Sounds a bit like the chicken and the egg story. If you accept that the HUP is nothing more than the statement that two operators do not commute, than you can ask the question: what is more "fundamental"? The existence of non-commuting operators, or the describtion of states as elements of a Hilbert space? As far as I know, canonical quantization comes down to both the introduction of commutation relations on some pair of conjugate variables plus the statement that states are now elements of some Hilbert space. (Please note that you are not required to choose position and momentum as the non-commuting conjugate pair. In second quantization, for example, this role is played by the field operators, or equivalently, the ladder operators. The momentum and position are then no longer operators, but nothing more than labels!)
(From the historical viewpoint,) Unless the quantum mechanics (based on the Schrodinger equation) is denied, we must believe HUP. (Even if HUP is strange to us.) Unfortunately, This is the fact. I think that the turning point was when Hylleraas calculated the helium ground state energy by the variational methods based on the Schrodinger equation in 1928-1930. (the error was only 0.01eV. The experimental value is -79.005eV) On the other hand, Bohr model could not explain about the helium. (But when we say this fact correctly, we must say that Bohr model could not explain about the helium without the computational method ) To get more information, search on Google by the words "bohr helium ground state energy".
OK, so you know that experiments support the HUP. That should be a strong clue right there. Next, you perceive a contradiction in the HUP relative to theory.
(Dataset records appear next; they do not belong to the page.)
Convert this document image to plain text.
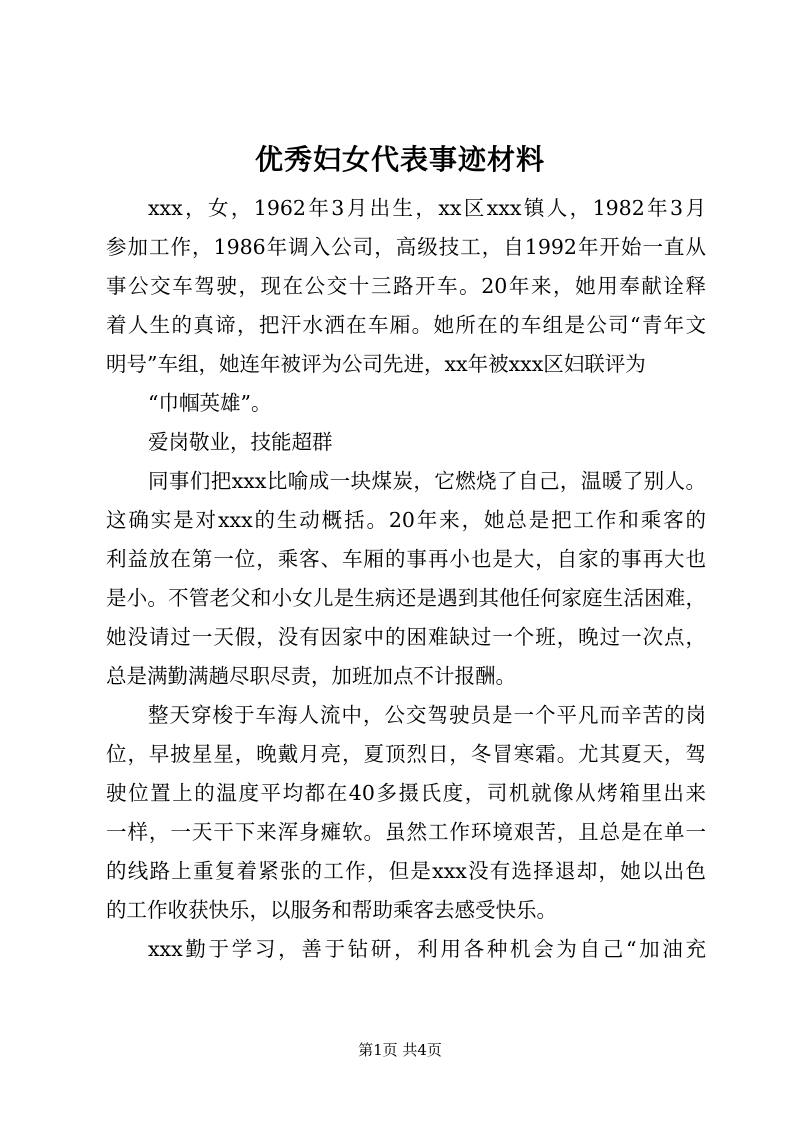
优秀妇女代表事迹材料
xxx，女，1962年3月出生，xx区xxx镇人，1982年3月
参加工作，1986年调入公司，高级技工，自1992年开始一直从
事公交车驾驶，现在公交十三路开车。20年来，她用奉献诠释
着人生的真谛，把汗水洒在车厢。她所在的车组是公司“青年文
明号”车组，她连年被评为公司先进，xx年被xxx区妇联评为
“巾帼英雄”。
爱岗敬业，技能超群
同事们把xxx比喻成一块煤炭，它燃烧了自己，温暖了别人。
这确实是对xxx的生动概括。20年来，她总是把工作和乘客的
利益放在第一位，乘客、车厢的事再小也是大，自家的事再大也
是小。不管老父和小女儿是生病还是遇到其他任何家庭生活困难，
她没请过一天假，没有因家中的困难缺过一个班，晚过一次点，
总是满勤满趟尽职尽责，加班加点不计报酬。
整天穿梭于车海人流中，公交驾驶员是一个平凡而辛苦的岗
位，早披星星，晚戴月亮，夏顶烈日，冬冒寒霜。尤其夏天，驾
驶位置上的温度平均都在40多摄氏度，司机就像从烤箱里出来
一样，一天干下来浑身瘫软。虽然工作环境艰苦，且总是在单一
的线路上重复着紧张的工作，但是xxx没有选择退却，她以出色
的工作收获快乐，以服务和帮助乘客去感受快乐。
xxx勤于学习，善于钻研，利用各种机会为自己“加油充
第1页 共4页
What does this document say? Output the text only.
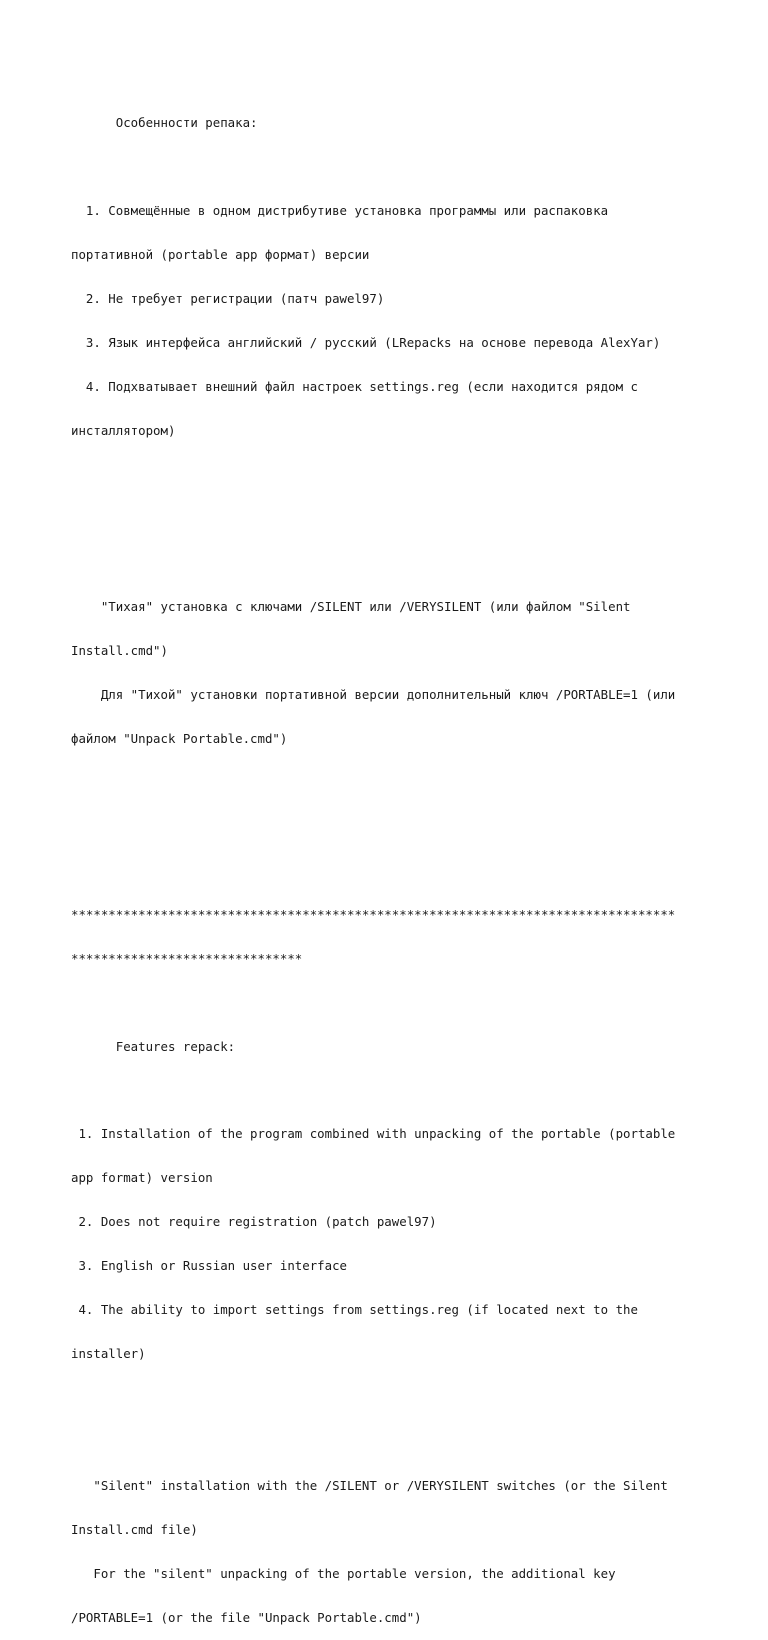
Особенности репака:

1. Совмещённые в одном дистрибутиве установка программы или распаковка

портативной (portable app формат) версии

2. Не требует регистрации (патч pawel97)

3. Язык интерфейса английский / русский (LRepacks на основе перевода AlexYar)

4. Подхватывает внешний файл настроек settings.reg (если находится рядом с

инсталлятором)

"Тихая" установка с ключами /SILENT или /VERYSILENT (или файлом "Silent

Install.cmd")

Для "Тихой" установки портативной версии дополнительный ключ /PORTABLE=1 (или

файлом "Unpack Portable.cmd")

*********************************************************************************

*******************************

Features repack:

1. Installation of the program combined with unpacking of the portable (portable

app format) version

2. Does not require registration (patch pawel97)

3. English or Russian user interface

4. The ability to import settings from settings.reg (if located next to the

installer)

"Silent" installation with the /SILENT or /VERYSILENT switches (or the Silent

Install.cmd file)

For the "silent" unpacking of the portable version, the additional key

/PORTABLE=1 (or the file "Unpack Portable.cmd")
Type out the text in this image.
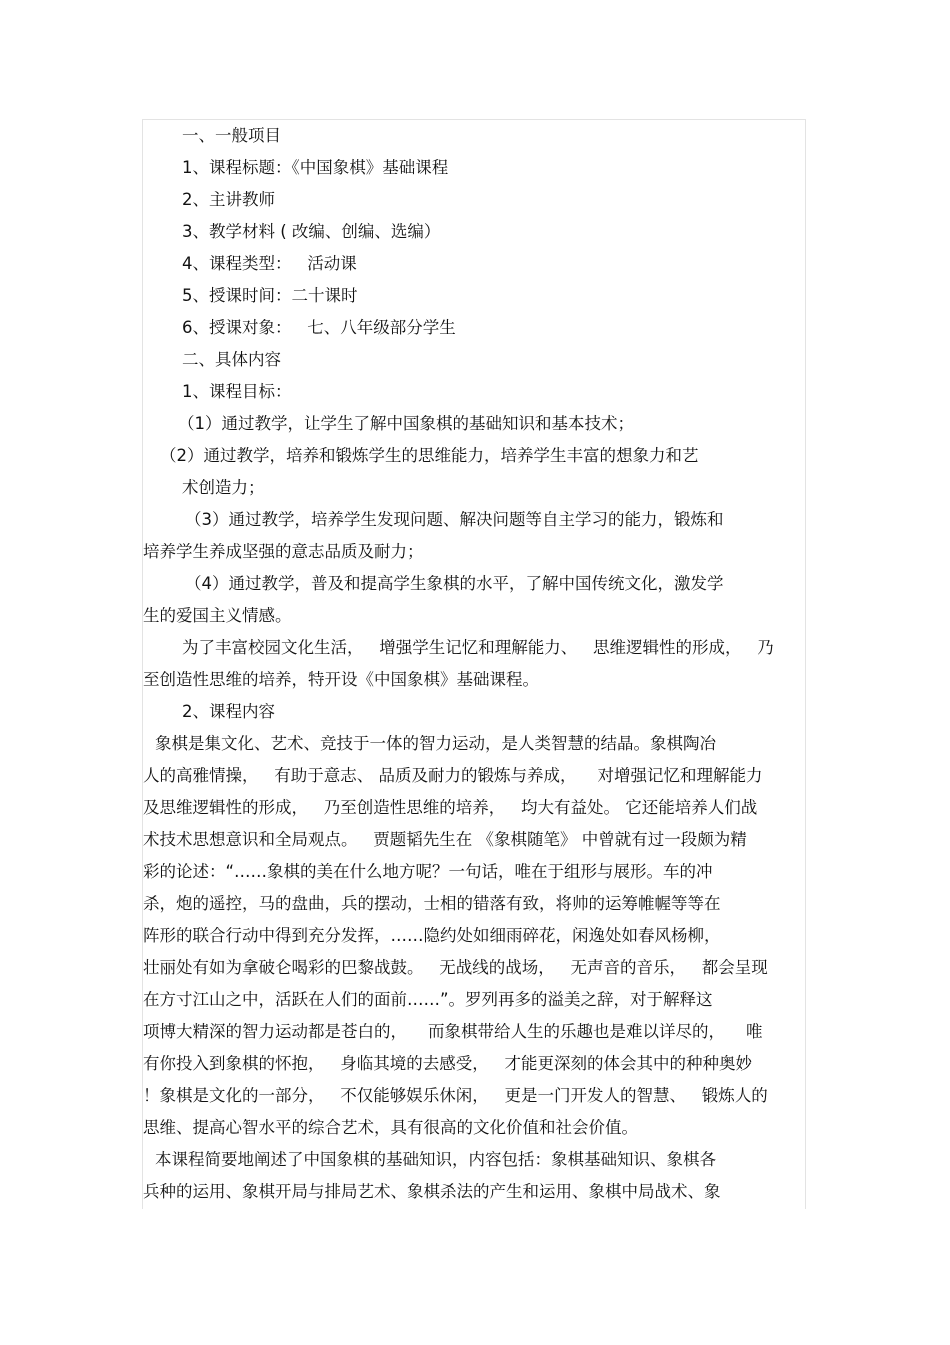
一、一般项目
1、课程标题：《中国象棋》基础课程
2、主讲教师
3、教学材料 ( 改编、创编、选编）
4、课程类型：   活动课
5、授课时间：二十课时
6、授课对象：   七、八年级部分学生
二、具体内容
1、课程目标：
（1）通过教学，让学生了解中国象棋的基础知识和基本技术；
（2）通过教学，培养和锻炼学生的思维能力，培养学生丰富的想象力和艺
术创造力；
（3）通过教学，培养学生发现问题、解决问题等自主学习的能力，锻炼和
培养学生养成坚强的意志品质及耐力；
（4）通过教学，普及和提高学生象棋的水平，了解中国传统文化，激发学
生的爱国主义情感。
为了丰富校园文化生活，   增强学生记忆和理解能力、   思维逻辑性的形成，   乃
至创造性思维的培养，特开设《中国象棋》基础课程。
2、课程内容
象棋是集文化、艺术、竞技于一体的智力运动，是人类智慧的结晶。象棋陶冶
人的高雅情操，   有助于意志、 品质及耐力的锻炼与养成，    对增强记忆和理解能力
及思维逻辑性的形成，   乃至创造性思维的培养，   均大有益处。 它还能培养人们战
术技术思想意识和全局观点。   贾题韬先生在 《象棋随笔》 中曾就有过一段颇为精
彩的论述：“……象棋的美在什么地方呢？一句话，唯在于组形与展形。车的冲
杀，炮的遥控，马的盘曲，兵的摆动，士相的错落有致，将帅的运筹帷幄等等在
阵形的联合行动中得到充分发挥，……隐约处如细雨碎花，闲逸处如春风杨柳，
壮丽处有如为拿破仑喝彩的巴黎战鼓。   无战线的战场，   无声音的音乐，   都会呈现
在方寸江山之中，活跃在人们的面前……”。罗列再多的溢美之辞，对于解释这
项博大精深的智力运动都是苍白的，    而象棋带给人生的乐趣也是难以详尽的，    唯
有你投入到象棋的怀抱，   身临其境的去感受，   才能更深刻的体会其中的种种奥妙
！象棋是文化的一部分，   不仅能够娱乐休闲，   更是一门开发人的智慧、   锻炼人的
思维、提高心智水平的综合艺术，具有很高的文化价值和社会价值。
本课程简要地阐述了中国象棋的基础知识，内容包括：象棋基础知识、象棋各
兵种的运用、象棋开局与排局艺术、象棋杀法的产生和运用、象棋中局战术、象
So did EPR* in their famous 1935 paper. They showed clearly an contradiction in the theory. Or so they thought. Actually, they made an unwarranted assumption which led to the apparent contradiction. That is what I referred to in my earlier post. That assumption is realism, i.e. the simultaneous reality of non-commuting observables. Turns out that is not only unwarranted, it also essentially conflicts with the HUP. Realism is not a requirement of QM. QM incorporates the HUP as being fundamental, so I fail to see how any reasonable example is going to conflict with QM theory, given experiments to date. You will need to come up with a prediction that is different than theory. They tried that in EPR, and experiments (such as Aspect) supported QM over EPR. *Einstein was the E in EPR, I assume you know that. So keep in mind that you are in good company with your questions. I do believe you would benefit from a thorough understanding of EPR, as it is all about the HUP and logic. But you will also want to study how entanglement allows the HUP to be probed in ways that EPR could never imagine.